University of Pennsylvania, CIS 565: GPU Programming and Architecture, Project 1 - Flocking
- Guanlin Huang
- Tested on: Windows 11, i9-10900K @ 4.9GHz 32GB, RTX3080 10GB; Compute Capability: 8.6
The average FPS of the first 10 second is measured; reasonable amount of waiting is performed to minimize thermal throttling.
The results show that the FPS drops significantly as boid number increases; the difference between scattered and coherent memory method is more noticable as the number of boids increases.
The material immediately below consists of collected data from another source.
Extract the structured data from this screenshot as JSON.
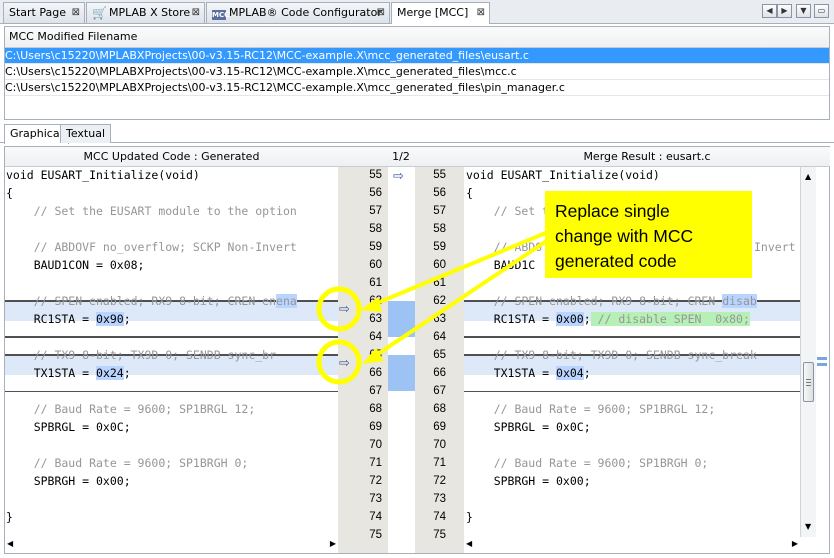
{
  "tabs": [
    {
      "label": "Start Page",
      "icon": "none",
      "close": "⊠"
    },
    {
      "label": "MPLAB X Store",
      "icon": "cart-icon",
      "close": "⊠"
    },
    {
      "label": "MPLAB® Code Configurator",
      "icon": "mcc-icon",
      "close": "⊠"
    },
    {
      "label": "Merge [MCC]",
      "icon": "none",
      "close": "⊠"
    }
  ],
  "mcc_icon_text": "MCC",
  "nav": {
    "left": "◀",
    "right": "▶",
    "down": "▼",
    "restore": "▭"
  },
  "filelist": {
    "header": "MCC Modified Filename",
    "rows": [
      "C:\\Users\\c15220\\MPLABXProjects\\00-v3.15-RC12\\MCC-example.X\\mcc_generated_files\\eusart.c",
      "C:\\Users\\c15220\\MPLABXProjects\\00-v3.15-RC12\\MCC-example.X\\mcc_generated_files\\mcc.c",
      "C:\\Users\\c15220\\MPLABXProjects\\00-v3.15-RC12\\MCC-example.X\\mcc_generated_files\\pin_manager.c"
    ]
  },
  "subtabs": [
    "Graphical",
    "Textual"
  ],
  "diff": {
    "left_header": "MCC Updated Code : Generated",
    "center_header": "1/2",
    "right_header": "Merge Result : eusart.c",
    "line_numbers": [
      "55",
      "56",
      "57",
      "58",
      "59",
      "60",
      "61",
      "62",
      "63",
      "64",
      "65",
      "66",
      "67",
      "68",
      "69",
      "70",
      "71",
      "72",
      "73",
      "74",
      "75"
    ],
    "left_lines": [
      "void EUSART_Initialize(void)",
      "{",
      "    // Set the EUSART module to the option",
      "",
      "    // ABDOVF no_overflow; SCKP Non-Invert",
      "    BAUD1CON = 0x08;",
      "",
      "    // SPEN enabled; RX9 8-bit; CREN en",
      "    RC1STA = 0x90;",
      "",
      "    // TX9 8-bit; TX9D 0; SENDB sync_br",
      "    TX1STA = 0x24;",
      "",
      "    // Baud Rate = 9600; SP1BRGL 12;",
      "    SPBRGL = 0x0C;",
      "",
      "    // Baud Rate = 9600; SP1BRGH 0;",
      "    SPBRGH = 0x00;",
      "",
      "}",
      ""
    ],
    "right_lines": [
      "void EUSART_Initialize(void)",
      "{",
      "    // Set the EUSART module to the optio",
      "",
      "    // ABDO",
      "    BAUD1C",
      "",
      "    // SPEN enabled; RX9 8-bit; CREN ",
      "    RC1STA = 0x00;",
      "",
      "    // TX9 8-bit; TX9D 0; SENDB sync_break",
      "    TX1STA = 0x04;",
      "",
      "    // Baud Rate = 9600; SP1BRGL 12;",
      "    SPBRGL = 0x0C;",
      "",
      "    // Baud Rate = 9600; SP1BRGH 0;",
      "    SPBRGH = 0x00;",
      "",
      "}",
      ""
    ],
    "left_hl_62": "ena",
    "right_hl_62": "disab",
    "left_val_63": "0x90",
    "right_val_63": "0x00",
    "right_cm_63": " // disable SPEN  0x80;",
    "left_val_66": "0x24",
    "right_val_66": "0x04",
    "right_invert_60": "Invert"
  },
  "annotation": {
    "text_lines": [
      "Replace single",
      "change with MCC",
      "generated code"
    ],
    "box_color": "#ffff00",
    "circle_color": "#ffff00"
  },
  "colors": {
    "selection": "#3399ff",
    "change_band": "#b9d4ff",
    "gutter": "#e8e6e0",
    "change_gutter": "#9dc3f5"
  }
}
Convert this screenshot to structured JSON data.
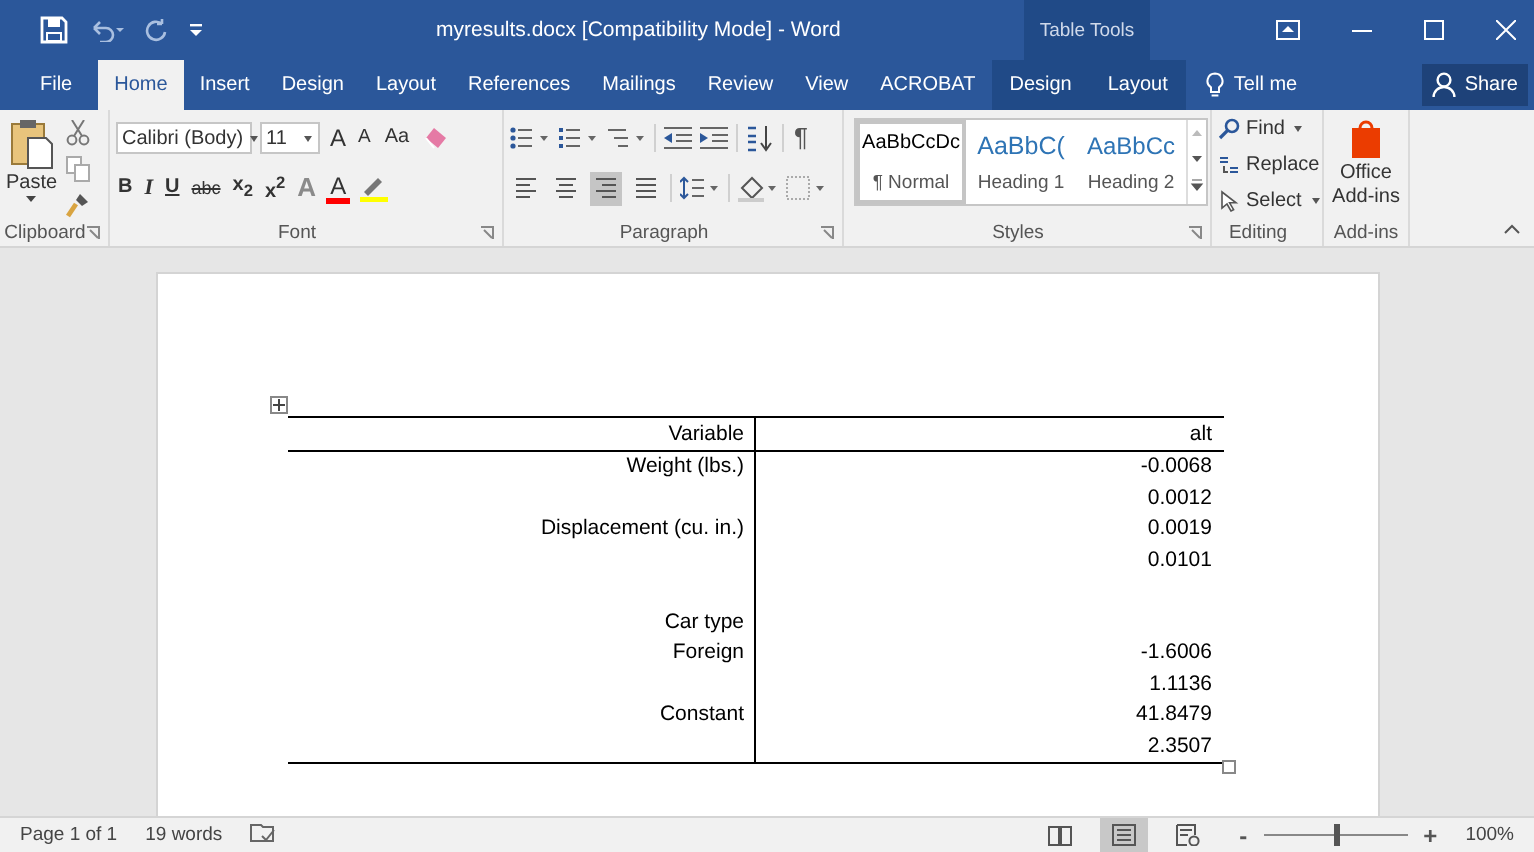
{
  "window": {
    "title": "myresults.docx [Compatibility Mode]  -  Word",
    "context_title": "Table Tools"
  },
  "tabs": [
    {
      "label": "File",
      "kind": "file",
      "selected": false
    },
    {
      "label": "Home",
      "kind": "normal",
      "selected": true
    },
    {
      "label": "Insert",
      "kind": "normal",
      "selected": false
    },
    {
      "label": "Design",
      "kind": "normal",
      "selected": false
    },
    {
      "label": "Layout",
      "kind": "normal",
      "selected": false
    },
    {
      "label": "References",
      "kind": "normal",
      "selected": false
    },
    {
      "label": "Mailings",
      "kind": "normal",
      "selected": false
    },
    {
      "label": "Review",
      "kind": "normal",
      "selected": false
    },
    {
      "label": "View",
      "kind": "normal",
      "selected": false
    },
    {
      "label": "ACROBAT",
      "kind": "normal",
      "selected": false
    },
    {
      "label": "Design",
      "kind": "contextual",
      "selected": false
    },
    {
      "label": "Layout",
      "kind": "contextual",
      "selected": false
    }
  ],
  "tell_me": "Tell me",
  "share": "Share",
  "clipboard": {
    "paste": "Paste",
    "label": "Clipboard"
  },
  "font": {
    "name": "Calibri (Body)",
    "size": "11",
    "label": "Font",
    "row1": [
      {
        "label": "A",
        "kind": "grow"
      },
      {
        "label": "A",
        "kind": "shrink"
      },
      {
        "label": "Aa",
        "kind": "case"
      }
    ],
    "row2": [
      {
        "label": "B",
        "kind": "bold"
      },
      {
        "label": "I",
        "kind": "italic"
      },
      {
        "label": "U",
        "kind": "underline"
      },
      {
        "label": "abc",
        "kind": "strike"
      },
      {
        "label": "x$_{2}$",
        "kind": "script"
      },
      {
        "label": "x$^{2}$",
        "kind": "script"
      },
      {
        "label": "A",
        "kind": "effects"
      },
      {
        "label": "A",
        "kind": "color"
      }
    ]
  },
  "paragraph": {
    "label": "Paragraph",
    "pilcrow": "¶",
    "alignment": [
      {
        "kind": "left",
        "selected": false
      },
      {
        "kind": "center",
        "selected": false
      },
      {
        "kind": "right",
        "selected": true
      },
      {
        "kind": "justify",
        "selected": false
      }
    ]
  },
  "styles": {
    "label": "Styles",
    "items": [
      {
        "preview": "AaBbCcDc",
        "name": "¶ Normal",
        "kind": "body",
        "selected": true
      },
      {
        "preview": "AaBbC(",
        "name": "Heading 1",
        "kind": "heading1",
        "selected": false
      },
      {
        "preview": "AaBbCc",
        "name": "Heading 2",
        "kind": "heading2",
        "selected": false
      }
    ]
  },
  "editing": {
    "label": "Editing",
    "find": "Find",
    "replace": "Replace",
    "select": "Select"
  },
  "addins": {
    "button": "Office Add-ins",
    "label": "Add-ins"
  },
  "table": {
    "columns": [
      "Variable",
      "alt"
    ],
    "rows": [
      {
        "label": "Weight (lbs.)",
        "value": "-0.0068"
      },
      {
        "value": "0.0012"
      },
      {
        "label": "Displacement (cu. in.)",
        "value": "0.0019"
      },
      {
        "value": "0.0101"
      },
      {},
      {
        "label": "Car type"
      },
      {
        "label": "Foreign",
        "value": "-1.6006"
      },
      {
        "value": "1.1136"
      },
      {
        "label": "Constant",
        "value": "41.8479"
      },
      {
        "value": "2.3507"
      }
    ]
  },
  "status_bar": {
    "page": "Page 1 of 1",
    "words": "19 words",
    "views": [
      {
        "kind": "read",
        "selected": false
      },
      {
        "kind": "print",
        "selected": true
      },
      {
        "kind": "web",
        "selected": false
      }
    ],
    "zoom_out": "-",
    "zoom_in": "+",
    "zoom_slider": {
      "level": 0.5
    },
    "zoom": "100%"
  }
}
However, no significant differences among different block sizes at the same boid size.

-
For each implementation, how does changing the number of boids affect performance? Why do you think this is? The FPS drops significantly as boid number increases. It is because at each tick, the calculation needed to get the change in velocity increases as boid number increases.
-
For each implementation, how does changing the block count and block size affect performance? Why do you think this is? No significant differences among different block sizes at the same boid size. It could be that we haven't hit the throttling point, or the hardware-level of optimization is done at different block size.
-
For the coherent uniform grid: did you experience any performance improvements with the more coherent uniform grid? Was this the outcome you expected? Why or why not? Yes.the difference between scattered and coherent memory method is more noticable as the number of boids increases. As the number of boids increases, the time complexity for scattered method increases whereas the coherent method stays relatively constant.
-
Did changing cell width and checking 27 vs 8 neighboring cells affect performance? Why or why not? Be careful: it is insufficient (and possibly incorrect) to say that 27-cell is slower simply because there are more cells to check! I did the grid optimization to avoid hard coding. But if I were to guess, the 27-cell might be faster in cases where the number of boids are high enough that checking only 8 cells would result more complicated calculation overall.